CSV is fun, but an api that returns JSON is more fun. See http://www.metmuseum.org/api/collection/collectionlisting?artist=&department=&era=&geolocation=&material=Paintings&offset=0&pageSize=0&perPage=20&showOnly=&sortBy=Relevance&sortOrder=asc

Bit of reverse engineering, but quite easy to figure out

sotojuan commented 7 years ago

Cool, and that's also faster—I'll update both the site and the npm module to use this. Thanks again.

gregsadetsky commented 6 years ago

I just made available a CSV file which links Met Object IDs to Open Access image URLs. It's available here:

https://github.com/gregsadetsky/met-openaccess-images

hamidzr commented 5 years ago

look's like scraping the page is not an option: https://www.incapsula.com/website-security/access-control.html

gregsadetsky commented 5 years ago

@hamidzr I'm not sure that I follow. Have you seen anti-scraping measures when downloading CC0 images from the Met?

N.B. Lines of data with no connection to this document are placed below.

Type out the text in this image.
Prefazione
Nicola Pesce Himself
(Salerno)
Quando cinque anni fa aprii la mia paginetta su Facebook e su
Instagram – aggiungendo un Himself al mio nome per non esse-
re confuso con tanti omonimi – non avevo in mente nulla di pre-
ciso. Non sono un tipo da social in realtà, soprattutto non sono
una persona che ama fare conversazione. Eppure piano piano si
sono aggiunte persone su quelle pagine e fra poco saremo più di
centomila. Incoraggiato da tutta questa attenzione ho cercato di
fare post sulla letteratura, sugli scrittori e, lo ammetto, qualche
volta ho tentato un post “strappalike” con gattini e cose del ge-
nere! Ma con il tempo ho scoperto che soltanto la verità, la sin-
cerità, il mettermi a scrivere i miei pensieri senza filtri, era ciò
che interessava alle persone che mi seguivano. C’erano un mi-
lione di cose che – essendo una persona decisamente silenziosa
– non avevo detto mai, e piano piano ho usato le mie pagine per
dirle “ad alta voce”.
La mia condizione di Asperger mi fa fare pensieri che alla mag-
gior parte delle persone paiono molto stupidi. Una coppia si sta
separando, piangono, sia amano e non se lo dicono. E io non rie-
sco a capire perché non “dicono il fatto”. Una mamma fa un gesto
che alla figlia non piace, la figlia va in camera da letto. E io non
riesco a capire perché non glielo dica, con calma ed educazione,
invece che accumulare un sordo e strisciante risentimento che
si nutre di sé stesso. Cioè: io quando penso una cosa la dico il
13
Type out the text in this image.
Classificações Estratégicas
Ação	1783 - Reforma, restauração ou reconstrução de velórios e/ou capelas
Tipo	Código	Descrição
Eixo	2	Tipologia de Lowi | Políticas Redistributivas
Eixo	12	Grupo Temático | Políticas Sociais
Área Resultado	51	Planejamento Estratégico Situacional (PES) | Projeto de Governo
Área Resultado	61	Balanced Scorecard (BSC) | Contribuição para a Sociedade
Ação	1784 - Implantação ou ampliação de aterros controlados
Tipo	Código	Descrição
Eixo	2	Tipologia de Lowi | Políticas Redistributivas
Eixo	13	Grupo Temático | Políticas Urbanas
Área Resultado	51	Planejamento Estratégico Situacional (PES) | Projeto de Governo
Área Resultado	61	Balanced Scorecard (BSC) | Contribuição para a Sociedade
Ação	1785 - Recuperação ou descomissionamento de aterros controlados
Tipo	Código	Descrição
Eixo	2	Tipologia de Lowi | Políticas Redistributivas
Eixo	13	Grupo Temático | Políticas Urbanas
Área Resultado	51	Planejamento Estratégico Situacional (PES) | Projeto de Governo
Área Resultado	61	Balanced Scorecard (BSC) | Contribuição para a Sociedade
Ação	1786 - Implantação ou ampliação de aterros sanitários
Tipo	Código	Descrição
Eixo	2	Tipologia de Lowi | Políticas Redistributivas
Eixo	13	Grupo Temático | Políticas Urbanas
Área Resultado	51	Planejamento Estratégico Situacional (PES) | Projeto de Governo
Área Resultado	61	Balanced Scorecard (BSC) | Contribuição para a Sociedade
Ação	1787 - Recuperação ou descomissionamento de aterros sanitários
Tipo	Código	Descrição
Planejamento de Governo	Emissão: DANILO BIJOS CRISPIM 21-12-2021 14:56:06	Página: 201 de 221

hamidzr commented 5 years ago

@gregsadetsky If I'm manually getting it no, but If I have a program which tries to automate the process it gets blocked after getting one or two images. I'm developing an "art service" for a nonprofit educational platform and I was hoping I would integrate the open-access data from metmuseum but the metadata without a way of getting image urls would not be as interesting for art projects to students. Here is part of what I was working on: https://github.com/NetsBlox/NetsBlox/tree/1451-metmuseum/src/server/rpc/procedures/met-museum

for example if I try the collection listing api mentioned here through curl or postman I get

<html>
    <head>
        <META NAME="robots" CONTENT="noindex,nofollow">
        <script src="/_Incapsula_Resource?SWJIYLWA=5074a744e2e3d891814e9a2dace20bd4,719d34d31c8e3a6e6fffd425f7e032f3">
</script>
        <body>
</body>
    </html>

Have you seen anti-scraping measures when downloading CC0 images from the Met?

So you could say I haven't seen it when downloading the image because I can't programmatically get to the image URL, at least not without jumping through hoops. Since the museum promotes open access I was hoping they would provide a clearcut transparent way of getting those images programmatically.

gregsadetsky commented 5 years ago

@hamidzr I agree that it's strange that the Met provides this open CSV with no references to the image URLs..!

You could use this repo which I created about a year ago which links the Met object IDs with image URLs. I haven't updated it since, so there are probably new object IDs in the latest CSV for which the repo doesn't provide Image URLs (it should still be useful, as it contains ~380k URLs)

hamidzr commented 5 years ago

Thanks that will certainly cover a large portion of the objects, I assume you didn't manually pull all this information. Given the current situation do you think you can rerun your solution to update your dataset

gregsadetsky commented 5 years ago

Just opened an issue on the repo to track this. I'll try to find the time! Cheers

multichill commented 5 years ago

FYI the met has an API now, see https://metmuseum.github.io/ . So for example https://collectionapi.metmuseum.org/public/collection/v1/objects/436535 includes links to images.

hamidzr commented 5 years ago

@multichill thanks! i had seen their search API but that is restricted from bot access so I didn't look further this one looks open

gregsadetsky commented 3 years ago

Hey all, I've gone through the most recent Met CSV file and extracted all image URLs. I've also created a new repository for this, as I did something similar for the Art Institute of Chicago, which also publishes data through Open Access, but similarly does not make it easy to find the image urls.

You can find all of this here -- https://github.com/gregsadetsky/open-access-is-great-but-where-are-the-images

iplanwebsites commented 1 year ago

+1 Altought @gregsadetsky solution works, I can't believe we need to scape 500,000 pages to get image urls.